Noch durch durchwachsener gestalten sich die Zahlen für die vergangenen neun Monate. Hier blieben die Umsätze mit rund 380 Millionen Euro stabil, während der Gewinn (EBIT) von 13,8 Millionen auf minus 15,8 Millionen Euro fiel. Der vor allem auf SAP spezialisierte IT-Dienstleister führt diese Entwicklung primär auf die schwache Wirtschaft in den deutschsprachigen Ländern sowie die fehlende Investitionsbereitschaft der Unternehmen zurück.

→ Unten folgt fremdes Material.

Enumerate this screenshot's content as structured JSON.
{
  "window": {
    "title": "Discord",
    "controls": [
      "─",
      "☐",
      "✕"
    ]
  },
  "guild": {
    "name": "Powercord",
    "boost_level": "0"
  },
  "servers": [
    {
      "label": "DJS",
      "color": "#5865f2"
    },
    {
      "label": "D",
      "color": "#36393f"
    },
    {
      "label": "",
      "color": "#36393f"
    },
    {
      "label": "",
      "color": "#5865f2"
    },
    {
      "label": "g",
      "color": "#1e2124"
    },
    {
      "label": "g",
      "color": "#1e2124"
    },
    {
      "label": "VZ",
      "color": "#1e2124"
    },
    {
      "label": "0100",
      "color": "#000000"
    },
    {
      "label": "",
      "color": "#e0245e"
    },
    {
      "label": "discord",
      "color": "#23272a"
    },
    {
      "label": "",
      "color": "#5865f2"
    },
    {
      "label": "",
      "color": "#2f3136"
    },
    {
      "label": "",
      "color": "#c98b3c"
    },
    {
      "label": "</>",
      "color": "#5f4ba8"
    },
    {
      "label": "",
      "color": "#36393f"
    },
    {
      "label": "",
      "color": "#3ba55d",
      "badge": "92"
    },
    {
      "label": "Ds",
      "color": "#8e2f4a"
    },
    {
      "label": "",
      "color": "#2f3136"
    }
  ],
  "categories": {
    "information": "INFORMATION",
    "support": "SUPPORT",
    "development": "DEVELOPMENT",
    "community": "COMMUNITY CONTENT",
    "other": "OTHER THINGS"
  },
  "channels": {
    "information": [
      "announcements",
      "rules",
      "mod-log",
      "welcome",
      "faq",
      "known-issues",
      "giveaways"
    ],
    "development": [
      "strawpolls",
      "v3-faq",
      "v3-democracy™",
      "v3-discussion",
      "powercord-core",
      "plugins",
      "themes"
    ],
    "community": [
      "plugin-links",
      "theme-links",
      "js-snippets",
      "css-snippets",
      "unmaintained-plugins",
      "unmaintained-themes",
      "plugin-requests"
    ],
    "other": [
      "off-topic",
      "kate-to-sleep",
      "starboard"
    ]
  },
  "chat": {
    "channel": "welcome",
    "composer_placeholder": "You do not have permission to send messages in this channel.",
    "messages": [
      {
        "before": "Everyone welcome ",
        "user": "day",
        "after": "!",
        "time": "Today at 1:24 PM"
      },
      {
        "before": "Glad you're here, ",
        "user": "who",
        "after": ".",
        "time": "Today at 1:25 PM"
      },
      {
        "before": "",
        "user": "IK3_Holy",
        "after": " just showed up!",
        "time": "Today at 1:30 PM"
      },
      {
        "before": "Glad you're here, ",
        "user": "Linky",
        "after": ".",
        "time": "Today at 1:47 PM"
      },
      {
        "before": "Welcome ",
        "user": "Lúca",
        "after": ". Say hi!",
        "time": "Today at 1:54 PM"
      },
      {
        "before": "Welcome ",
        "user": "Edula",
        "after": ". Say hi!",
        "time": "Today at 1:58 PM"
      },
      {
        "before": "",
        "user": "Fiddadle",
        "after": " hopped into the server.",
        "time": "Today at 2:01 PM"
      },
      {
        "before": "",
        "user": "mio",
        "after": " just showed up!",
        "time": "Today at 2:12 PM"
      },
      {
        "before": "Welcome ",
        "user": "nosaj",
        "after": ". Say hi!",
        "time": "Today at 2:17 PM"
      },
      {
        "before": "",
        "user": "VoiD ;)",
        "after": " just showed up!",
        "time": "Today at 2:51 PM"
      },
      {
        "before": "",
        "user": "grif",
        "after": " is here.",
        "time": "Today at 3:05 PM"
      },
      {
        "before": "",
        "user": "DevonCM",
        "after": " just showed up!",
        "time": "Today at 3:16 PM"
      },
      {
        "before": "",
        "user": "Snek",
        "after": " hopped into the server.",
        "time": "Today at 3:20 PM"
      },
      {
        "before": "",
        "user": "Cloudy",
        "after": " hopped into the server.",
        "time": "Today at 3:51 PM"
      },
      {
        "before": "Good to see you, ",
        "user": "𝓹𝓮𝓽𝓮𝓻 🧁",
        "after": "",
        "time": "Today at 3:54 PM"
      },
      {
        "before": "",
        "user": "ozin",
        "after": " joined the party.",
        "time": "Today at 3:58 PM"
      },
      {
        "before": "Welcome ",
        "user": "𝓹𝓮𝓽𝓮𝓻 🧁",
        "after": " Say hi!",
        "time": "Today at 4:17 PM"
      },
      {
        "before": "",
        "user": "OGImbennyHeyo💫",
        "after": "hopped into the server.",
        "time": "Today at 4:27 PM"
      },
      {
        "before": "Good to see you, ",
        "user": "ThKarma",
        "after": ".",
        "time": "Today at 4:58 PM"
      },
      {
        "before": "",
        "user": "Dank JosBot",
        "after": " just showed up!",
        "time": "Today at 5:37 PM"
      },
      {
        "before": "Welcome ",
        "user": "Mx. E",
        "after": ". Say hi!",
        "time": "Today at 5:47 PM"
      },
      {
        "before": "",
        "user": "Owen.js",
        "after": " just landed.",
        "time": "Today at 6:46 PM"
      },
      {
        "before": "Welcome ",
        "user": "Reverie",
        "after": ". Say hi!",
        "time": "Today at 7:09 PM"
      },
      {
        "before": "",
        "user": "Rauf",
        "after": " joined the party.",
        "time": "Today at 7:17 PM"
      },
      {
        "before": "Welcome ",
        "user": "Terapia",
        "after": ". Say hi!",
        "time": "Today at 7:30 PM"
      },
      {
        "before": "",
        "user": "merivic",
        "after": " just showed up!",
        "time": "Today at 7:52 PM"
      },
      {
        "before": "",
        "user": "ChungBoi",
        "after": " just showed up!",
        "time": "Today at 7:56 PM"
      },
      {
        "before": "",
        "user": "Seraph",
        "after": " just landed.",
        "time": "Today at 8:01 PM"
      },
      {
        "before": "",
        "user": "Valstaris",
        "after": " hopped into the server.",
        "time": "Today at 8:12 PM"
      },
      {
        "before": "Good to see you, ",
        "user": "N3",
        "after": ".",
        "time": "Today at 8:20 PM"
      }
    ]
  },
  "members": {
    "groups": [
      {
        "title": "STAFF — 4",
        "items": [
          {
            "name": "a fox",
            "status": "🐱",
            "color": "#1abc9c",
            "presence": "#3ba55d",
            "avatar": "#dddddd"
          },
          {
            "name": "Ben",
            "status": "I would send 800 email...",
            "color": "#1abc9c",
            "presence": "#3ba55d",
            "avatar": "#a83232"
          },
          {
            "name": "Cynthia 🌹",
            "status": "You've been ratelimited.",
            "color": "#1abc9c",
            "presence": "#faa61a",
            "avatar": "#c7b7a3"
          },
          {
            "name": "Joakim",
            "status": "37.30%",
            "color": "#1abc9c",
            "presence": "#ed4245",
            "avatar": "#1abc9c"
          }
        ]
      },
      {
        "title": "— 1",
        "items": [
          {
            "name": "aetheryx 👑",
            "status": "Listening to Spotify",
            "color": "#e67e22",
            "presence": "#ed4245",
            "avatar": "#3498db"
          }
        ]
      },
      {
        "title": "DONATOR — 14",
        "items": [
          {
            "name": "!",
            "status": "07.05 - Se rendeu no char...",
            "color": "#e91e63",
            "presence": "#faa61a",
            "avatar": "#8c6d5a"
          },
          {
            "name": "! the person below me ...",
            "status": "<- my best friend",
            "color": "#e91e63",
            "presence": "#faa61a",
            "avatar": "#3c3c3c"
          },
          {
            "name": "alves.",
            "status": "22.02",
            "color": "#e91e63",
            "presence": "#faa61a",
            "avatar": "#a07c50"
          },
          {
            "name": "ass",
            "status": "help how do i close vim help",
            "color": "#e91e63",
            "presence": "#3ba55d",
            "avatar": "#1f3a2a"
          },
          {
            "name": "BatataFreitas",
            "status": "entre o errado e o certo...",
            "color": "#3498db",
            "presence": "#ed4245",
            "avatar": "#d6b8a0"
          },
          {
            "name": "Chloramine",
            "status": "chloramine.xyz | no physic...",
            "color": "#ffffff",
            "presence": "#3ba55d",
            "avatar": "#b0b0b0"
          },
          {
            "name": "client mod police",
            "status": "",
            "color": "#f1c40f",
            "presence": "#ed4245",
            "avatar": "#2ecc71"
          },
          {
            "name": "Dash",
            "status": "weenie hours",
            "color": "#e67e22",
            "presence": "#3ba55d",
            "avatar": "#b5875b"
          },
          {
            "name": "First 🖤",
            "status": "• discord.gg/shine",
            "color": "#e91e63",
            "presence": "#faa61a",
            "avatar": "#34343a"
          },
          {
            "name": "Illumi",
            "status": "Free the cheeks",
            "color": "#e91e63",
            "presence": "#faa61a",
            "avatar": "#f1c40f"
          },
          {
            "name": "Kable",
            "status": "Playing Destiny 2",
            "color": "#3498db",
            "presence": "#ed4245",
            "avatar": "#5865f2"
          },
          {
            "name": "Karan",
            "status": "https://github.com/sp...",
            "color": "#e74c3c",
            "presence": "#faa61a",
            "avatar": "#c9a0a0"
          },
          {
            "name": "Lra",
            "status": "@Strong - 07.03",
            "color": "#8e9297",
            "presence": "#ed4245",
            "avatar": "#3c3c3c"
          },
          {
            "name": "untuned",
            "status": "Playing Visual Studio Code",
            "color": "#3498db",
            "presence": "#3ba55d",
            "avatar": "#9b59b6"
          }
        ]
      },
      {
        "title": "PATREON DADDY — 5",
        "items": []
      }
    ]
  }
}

Allerdings haben sich auch die Aufwendungen im Zuge des Restrukturierungsprogramms "Precision" bemerkbar gemacht.
Für das Gesamtjahr rechnet die All for One Group mit einem Umsatz zwischen 500 und 530 Millionen Euro, das EBIT vor M&A-Effekten soll bei 0 Euro rauskommen mit einer Schwankungsbreite von plus/minus 5 Millionen Euro.
Der nächste grosse Schritt ist für die All for One Group nun die angekündigte Übernahme durch Vinci Energies beziehungsweise die IT-Tochter
Axians. Der Abschluss des Deals wird für das vierte Quartal 2026 erwartet.